Si le Derby a blessé Milan, qui a perdu le Brazen exprimé dans les premiers jours, revenant à gagner avec un jeu moins imaginatif et plus concret, il n'est certainement pas possible de dire que l'Inter est mieux sorti. Au contraire. Résultats dans la main, le 5-1 dans le Derby a davantage dressé la course du Nerazzurri qui a gagné à Empoli, mais après une course compliquée et avec un joyeux à DiMarco de l'extérieur.
Mais avant et après - avec la vraie Sociedad et Sassuolo - ils ont montré le pire côté de lui-même, émergeant certains fantômes de l'année dernière. Dès les débuts en Ligue des champions, Inter a souffert pendant 70 minutes, seulement pour trouver le 1-1 trois minutes à partir de 90 '; Dans l'infrazitimanal avec Sassuolo, le premier KO de la saison dans un match que beaucoup ont rappelé bon nombre du dernier championnat, lorsque la formation d'Inzaghi a perdu 12 courses.
En bref, ce qui ressemblait à une équipe presque parfaite, destinée à partir en course en utilisant le bon calendrier, a montré les premières fissures. Rien d'irreparable, nous sommes le 29 septembre et il y a une saison entière à affronter, mais dans les dernières sorties, il a été entendu qu'Inter ne pourra pas s'asseoir sur les lauriers, luminant la force exprimée contre Milan.
Il faudra une autre attitude et une attention différente pour éviter de courir, en particulier en Serie A, dans les erreurs qui, dans les deux saisons d'Inzaghi, ont d'abord donné le Scudetto à Milan, puis compliqué la course -up à un champion. L'aspect mental est sans aucun doute l'un des points de mise au point de l'analyse de la dernière semaine de l'Inter, mais ne peut pas être divisé par le physique.
Inzaghi à San Sebastian, à la suite de ce qui s'est passé en finale de l'année dernière, a lancé le chiffre d'affaires, mais peut-être qu'il a exagéré avec les changements (cinq, plutôt que le plus canonique trois, un par département) et, comptant également Les courses avec Empoli et Sassuolo ont exclu des rotations certains joueurs qui semblaient plus cuisinés que d'autres contre les Emilians.
Par exemple, ils ont toujours pris le terrain par les propriétaires de bâtons (Bad in the Champions League et Sassuolo), Mkhitaryan (moins brillant que la version exprimée à Milan) et Lautaro Martinez (dans le but en Espagne, mais objectivement déchargé dans les 270 derniers minutes). Une course d'arrêt pour chacun d'elles aurait probablement été utile: reposeront-ils à Salerne?

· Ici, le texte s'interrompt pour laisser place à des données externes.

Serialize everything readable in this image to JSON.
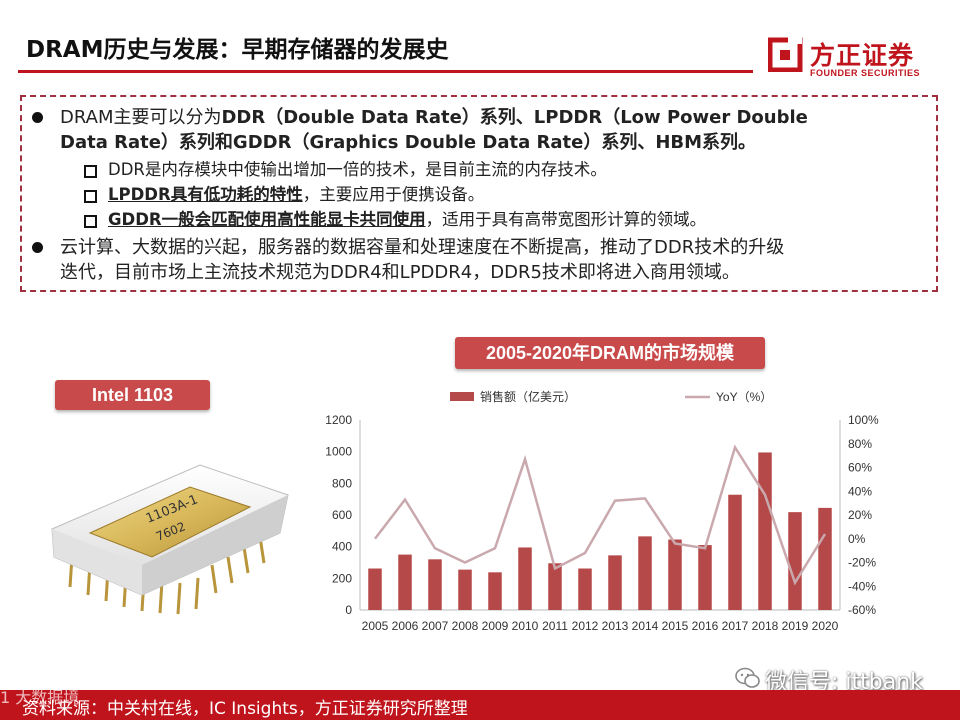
{
  "header": {
    "title": "DRAM历史与发展：早期存储器的发展史",
    "logo_cn": "方正证券",
    "logo_en": "FOUNDER SECURITIES",
    "accent": "#c0141c"
  },
  "bullets": [
    {
      "line1_parts": [
        "DRAM主要可以分为",
        "DDR（Double Data Rate）系列、LPDDR（Low Power Double"
      ],
      "line2": "Data Rate）系列和GDDR（Graphics Double Data Rate）系列、HBM系列。"
    },
    {
      "line1": "云计算、大数据的兴起，服务器的数据容量和处理速度在不断提高，推动了DDR技术的升级",
      "line2": "迭代，目前市场上主流技术规范为DDR4和LPDDR4，DDR5技术即将进入商用领域。"
    }
  ],
  "subitems": [
    {
      "bold": "",
      "text": "DDR是内存模块中使输出增加一倍的技术，是目前主流的内存技术。"
    },
    {
      "bold": "LPDDR具有低功耗的特性",
      "text": "，主要应用于便携设备。"
    },
    {
      "bold": "GDDR一般会匹配使用高性能显卡共同使用",
      "text": "，适用于具有高带宽图形计算的领域。"
    }
  ],
  "chip": {
    "tag": "Intel 1103",
    "marking_1": "1103A-1",
    "marking_2": "7602"
  },
  "chart_tag": "2005-2020年DRAM的市场规模",
  "chart_data": {
    "type": "bar",
    "categories": [
      "2005",
      "2006",
      "2007",
      "2008",
      "2009",
      "2010",
      "2011",
      "2012",
      "2013",
      "2014",
      "2015",
      "2016",
      "2017",
      "2018",
      "2019",
      "2020"
    ],
    "series": [
      {
        "name": "销售额（亿美元）",
        "type": "bar",
        "axis": "left",
        "values": [
          262,
          350,
          320,
          255,
          238,
          395,
          295,
          262,
          345,
          465,
          445,
          410,
          728,
          995,
          618,
          645
        ]
      },
      {
        "name": "YoY（%）",
        "type": "line",
        "axis": "right",
        "values": [
          0,
          33,
          -8,
          -20,
          -8,
          67,
          -25,
          -12,
          32,
          34,
          -4,
          -8,
          77,
          37,
          -37,
          4
        ]
      }
    ],
    "ylim_left": [
      0,
      1200
    ],
    "yticks_left": [
      "0",
      "200",
      "400",
      "600",
      "800",
      "1000",
      "1200"
    ],
    "ylim_right": [
      -60,
      100
    ],
    "yticks_right": [
      "-60%",
      "-40%",
      "-20%",
      "0%",
      "20%",
      "40%",
      "60%",
      "80%",
      "100%"
    ],
    "legend": "top",
    "bar_color": "#b54848",
    "line_color": "#c9a9ad"
  },
  "watermark": {
    "text": "微信号: ittbank"
  },
  "footer": {
    "source": "资料来源：中关村在线，IC Insights，方正证券研究所整理",
    "mark": "1   大数据境"
  }
}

Aussi parce que Benfica arrivera à San Siro mardi et, après le 1-1 de San Sebastian et le Ko Dei Portugais contemporain avec Salzbourg, la course sera déjà fondamentale en vue de se qualifier pour la ronde de 16. En parlant de Lautaro, la blessure d'Arnautovic et la décision de ne pas investir dans une autoroute ont ravivé le débat sur l'attaque.
À partir de Conte, inter a choisi d'avoir toujours quatre joueurs - alors intégrant le département aux jeunes, voir Sebastiano Esposito ou Valentin Carboni - mais, après avoir supprimé le millésime 2020-21, celui fermé avec le Scudetto, il y a toujours eu des blessures Pour conditionner les choix: Sanchez avec Conte, Correa dans le premier Inzaghi et Lukaku la saison dernière.
Maintenant, sans l'Autrichien, le technicien devra gérer deux jeunes joueurs deux mois et les milieux de terrain pour avancer. Peut-être qu'un cinquième conseil prêt aurait servi, compte tenu des expériences passées également.